Theory aside, Lincoln had an insurrection on his hands. There was no possibility of misinterpretation. Secession was rebellion. At first it was in the hands of James Buchanan, who threw his up in despair. By April 1861, the newly elected president had not only secession to deal with, but also a military conflict. He hoped that the rebellious states might see the light of reason and reasonable compromise. The Confederacy, though, had no interest in negotiation.
Could Lincoln have had any real doubt about the scope of his war powers and the appropriateness, even desirability, of using them? From the start, he could have said to the Confederacy: “The Constitution does not give you the right to secede. You claim you have done that. We do not recognize that your claim is valid. You are not an independent nation. You have rebelled against the law of the land. If you challenge the law, do so in the courts and in Congress, through the processes set out in the Constitution. At the moment, you are not an independent nation. You are insurrectionists. You have stolen property that belongs not to you but to the entire American people. You have committed acts of theft and murder. I am asking Congress to pass a law that states that all property used to further such crimes is forfeited—that includes involuntary laborers whom you use to implement and sustain your criminal activities. In the meantime, since you are in armed rebellion, under my war powers as commander in chief, having taken an oath to uphold and preserve the union, I order the military to confiscate all property that helps the Confederacy sustain its unlawful activity. That includes all slaves. Confiscation means emancipation.”
Why, then, promulgate a Preliminary Emancipation Proclamation whose soft terms, if accepted, gave the Confederacy an almost indefinite extension of slavery? And why wait until January 1863 to do what many saw as inevitable? And then, why partial rather than total emancipation? And why hesitate so long to arrange for the enlistment of large numbers of Negro soldiers in the Union army? And why not, at least, on January 1, 1863, take the chance of saying that slavery anyplace in the United States undercuts the moral legitimacy of the Union war effort and declare total emancipation? At the Cooper Union in mid-January 1863, Wendell Phillips, representing antislavery’s impatience with partial emancipation, quoted Adams at length. The time, Phillips declared, had at last arrived when antislavery moralism had the legal authority to become antislavery activism. “Military necessity opens the door, but the moment Mr. LINCOLN enters it, there is but one duty under the Constitution, that is, to execute justice betwixt the master and the slave.” As Phillips understood, Lincoln, though his border state policy still held him back, had come very far from his approach in 1861–1862.

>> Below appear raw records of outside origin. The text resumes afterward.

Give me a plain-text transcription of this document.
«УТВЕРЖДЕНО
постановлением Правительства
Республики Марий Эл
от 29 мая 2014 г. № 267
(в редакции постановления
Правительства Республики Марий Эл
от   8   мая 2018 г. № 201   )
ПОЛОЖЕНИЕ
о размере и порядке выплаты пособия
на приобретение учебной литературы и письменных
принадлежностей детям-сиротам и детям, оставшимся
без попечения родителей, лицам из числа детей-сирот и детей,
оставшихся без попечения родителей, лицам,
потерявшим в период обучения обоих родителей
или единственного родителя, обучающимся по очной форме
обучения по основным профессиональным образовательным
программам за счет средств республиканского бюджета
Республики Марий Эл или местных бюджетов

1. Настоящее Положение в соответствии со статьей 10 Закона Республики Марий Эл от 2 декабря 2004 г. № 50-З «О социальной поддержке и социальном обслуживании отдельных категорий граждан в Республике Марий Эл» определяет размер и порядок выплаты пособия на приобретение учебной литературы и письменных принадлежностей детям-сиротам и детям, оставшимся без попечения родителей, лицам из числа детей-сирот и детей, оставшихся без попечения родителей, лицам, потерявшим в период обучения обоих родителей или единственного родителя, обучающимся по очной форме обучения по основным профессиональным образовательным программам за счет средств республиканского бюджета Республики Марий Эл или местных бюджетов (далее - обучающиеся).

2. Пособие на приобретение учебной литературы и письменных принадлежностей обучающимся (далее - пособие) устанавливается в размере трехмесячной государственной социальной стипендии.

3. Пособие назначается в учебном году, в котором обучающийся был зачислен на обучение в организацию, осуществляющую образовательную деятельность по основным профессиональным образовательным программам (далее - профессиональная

Another self-imposed concern still constrained him. In creating the Emancipation Proclamation, he had acted on his belief that the Constitution gave him the authority to emancipate slaves in the rebellious states. But, he asked, did it give him the power to emancipate slaves in the states that were not in rebellion? True, the Republican Congress would most likely be compliant, but would not, at some future date, the Supreme Court exercise its constitutional authority to review the legality of a total Emancipation Proclamation? And what if the Court declared it unconstitutional or even, accepting it as a war measure, ruled that at the end of the war former slaves should be returned to their status as property? And if he included emancipation in states that were not in rebellion, would it not be even more likely for the Court to rule that his war powers did not allow him to do so? There is reason to think, some have argued, that Lincoln took these considerations seriously. “Not even a war-powers proclamation,” one of our most distinguished historians of emancipation writes, “could trespass on the civil sovereignty of the law of slavery in the places where there was no war.” This is an unduly limited, unrealistic definition of “war”: it should be “war zone” or “theater of war,” which included the entire South, even the entire country, since every aspect of Southern and Northern life and society contributing to the Southern war effort came within the province of the president’s war powers. Anyway, what had Lincoln to fear from the Supreme Court? The only case challenging the president’s suspension of habeas corpus that might have come before the Roger Taney Court during the war, the Court declined to hear; the justices found a reason to deny the defendant’s appeal. In 1862, Lincoln filled three Supreme Court vacancies. In 1863, he added a tenth judge, and the next year, after Taney’s death, he appointed Samuel Chase, his antislavery secretary of the treasury.
Would a partial or even total emancipation act in the winter of 1861/1862 have been appealed to the Supreme Court? Who would have appealed it? Northern Democrats? Not likely. And would they have had standing? Inconceivable. Border state slave owners, who were not in rebellion and were still citizens of the United States? Possibly. Still, it would have been unlikely that the Court would accept the appeal. After all, most of the judges were already pro-Lincoln antislavery moralists, and, most important, they would have had the best interests of the Court strongly in mind. There was a war on. The Constitution gave the president immense power in such a circumstance. Lincoln could have been reasonably certain that the Court, whatever the views of individual members, would have, at a minimum, waited until the rebellion was put down, the war concluded. And what then? Put the horse back in the barn? Declare emancipation illegal? Return four million ex-slaves to slavery?
Lincoln may have been “nagged by the fear that the courts and lawyers just might, in the end,” as has been suggested, “decide that issuing proclamations of emancipation was not among” the war powers granted by the Constitution. He was, after all, a prudent lawyer, a brooding worrier, a constitutional conservative, and a peacemaker by temperament. His insistence on persuasion, prudence, and compromise rather than on taking risks exemplifies one of his great strengths. And it was sensible for him to fear radical action, especially its semi-dictatorial potential. But for two long years of war he had failed to grasp that the Southern elite was now an implacable enemy, and that boldness might be more in the nation’s interest than sluggish alternatives. Radical action meant two things: a defined policy, early on, to implement the enlistment of free blacks and self-liberated or army-liberated slaves into the military; and a comprehensive emancipation proclamation, freeing slaves everywhere rather than only in the states in rebellion.
There was, though, something more than constitutional scruples restraining Lincoln, influencing his judgment, motivating his emancipation proposals, and determining his lifelong commitment to colonization. He was, as he had always been, pessimistic about the practical difficulty, even the impossibility, of ever removing four million former slaves and half a million free blacks from the United States, though without any more promising alternative, he pushed it as far as reality allowed. Wendell Phillips had predicted, even advocated for, an alternative that Lincoln could not accept. Lincoln deeply feared a multiracial future in which whites would find it difficult, if not impossible, to co-exist with free blacks as equal citizens. It would be, he feared, a future in which a race war, both physical and psychological, would become a permanent feature of American life.